4 Ways To Send a Customer Back to Last Viewed Product

written by Linda Bustos

continue-shoppingA Get Elastic reader asked an interesting question this week regarding the tips included in Continue Shopping Means What? article, which recommends you direct a inform a customer where the "Continue Shopping" link leads from the cart summary page.

The reader wanted to know, technically, how you can determine the last page the customer was viewing. I ran this question by Ivan Jensen, one of Elastic Path's senior product developers and he came back with a number of ways you can accomplish this:

1. Referrer header

The most obvious would be using the referrer header, which will tell you which page directed you to the new page. There are some issues with this, however:

1. The browser may chose not to send the referrer. It is optional and there are even some browser plug-ins that prevent the sending of referrer (for privacy reasons).
2. Depending on your URLs, the referrer may not give enough information. This is particularly true where the information is contained in the POST data, rather than the URL.

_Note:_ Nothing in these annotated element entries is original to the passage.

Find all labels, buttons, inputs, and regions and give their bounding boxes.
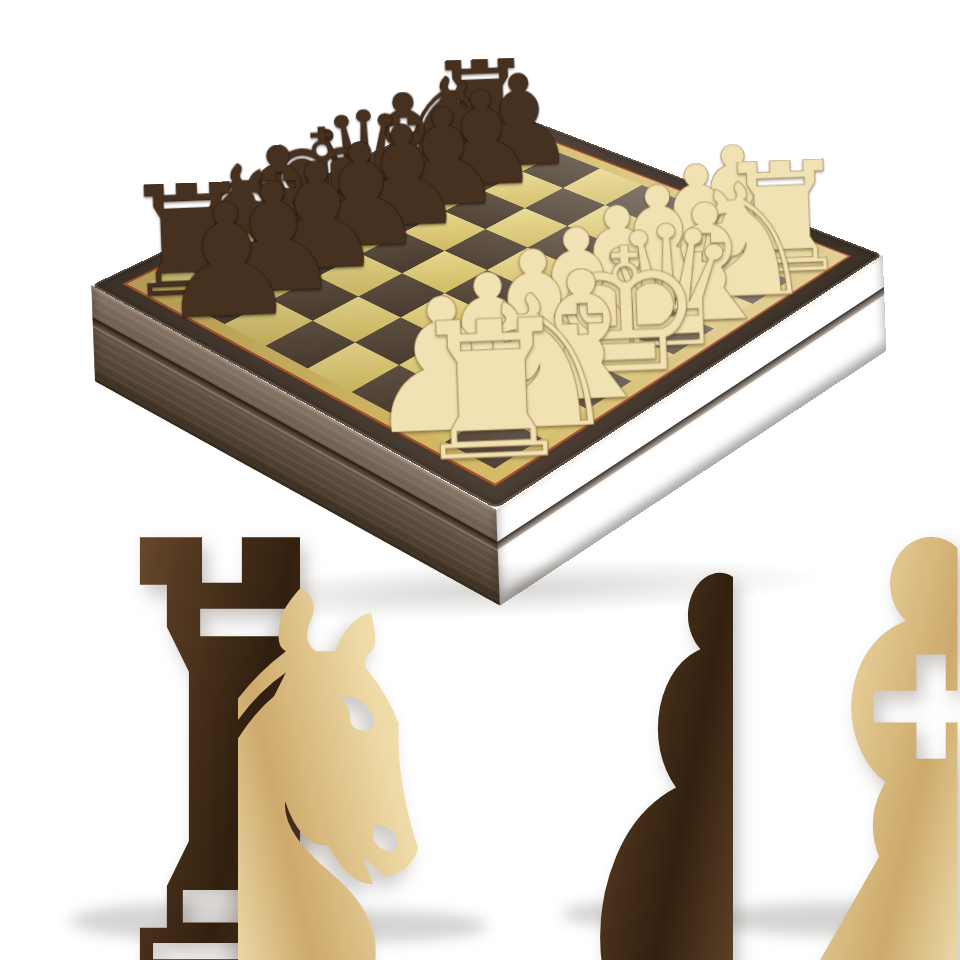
display-piece-light-knight: ♞	[238, 525, 493, 960]
display-piece-light-bishop: ♝	[703, 468, 958, 960]
light-knight-glyph: ♞	[81, 481, 492, 960]
product-photo-canvas: ♜♞♝♛♚♝♞♜♟♟♟♟♟♟♟♟♟♟♟♟♟♟♟♟♜♞♝♛♚♝♞♜ ♜ ♞ ♟ ♝	[0, 0, 960, 960]
light-bishop-glyph: ♝	[703, 418, 960, 960]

2. Embed the location in forms

You could embed the last page visited in the forms that will be submitted back to the server. You can just inspect that form parameter in the standard way to know where the request has come from.

embed last page visited code

(If you're an email subscriber and you have images turned off by default, the code is contained in an image to display properly in the post.)

3. Use the item that was added to the cart

If you know that the “green bathrobe” was just added to cart then you know you could just return to that product, or one of it’s categories, or related categories.

4. Track last page visited in the session

On each request simply store the page in the session. Use that to drive your continue shopping feature. Be sure to only track your catalog pages – not your checkout pages.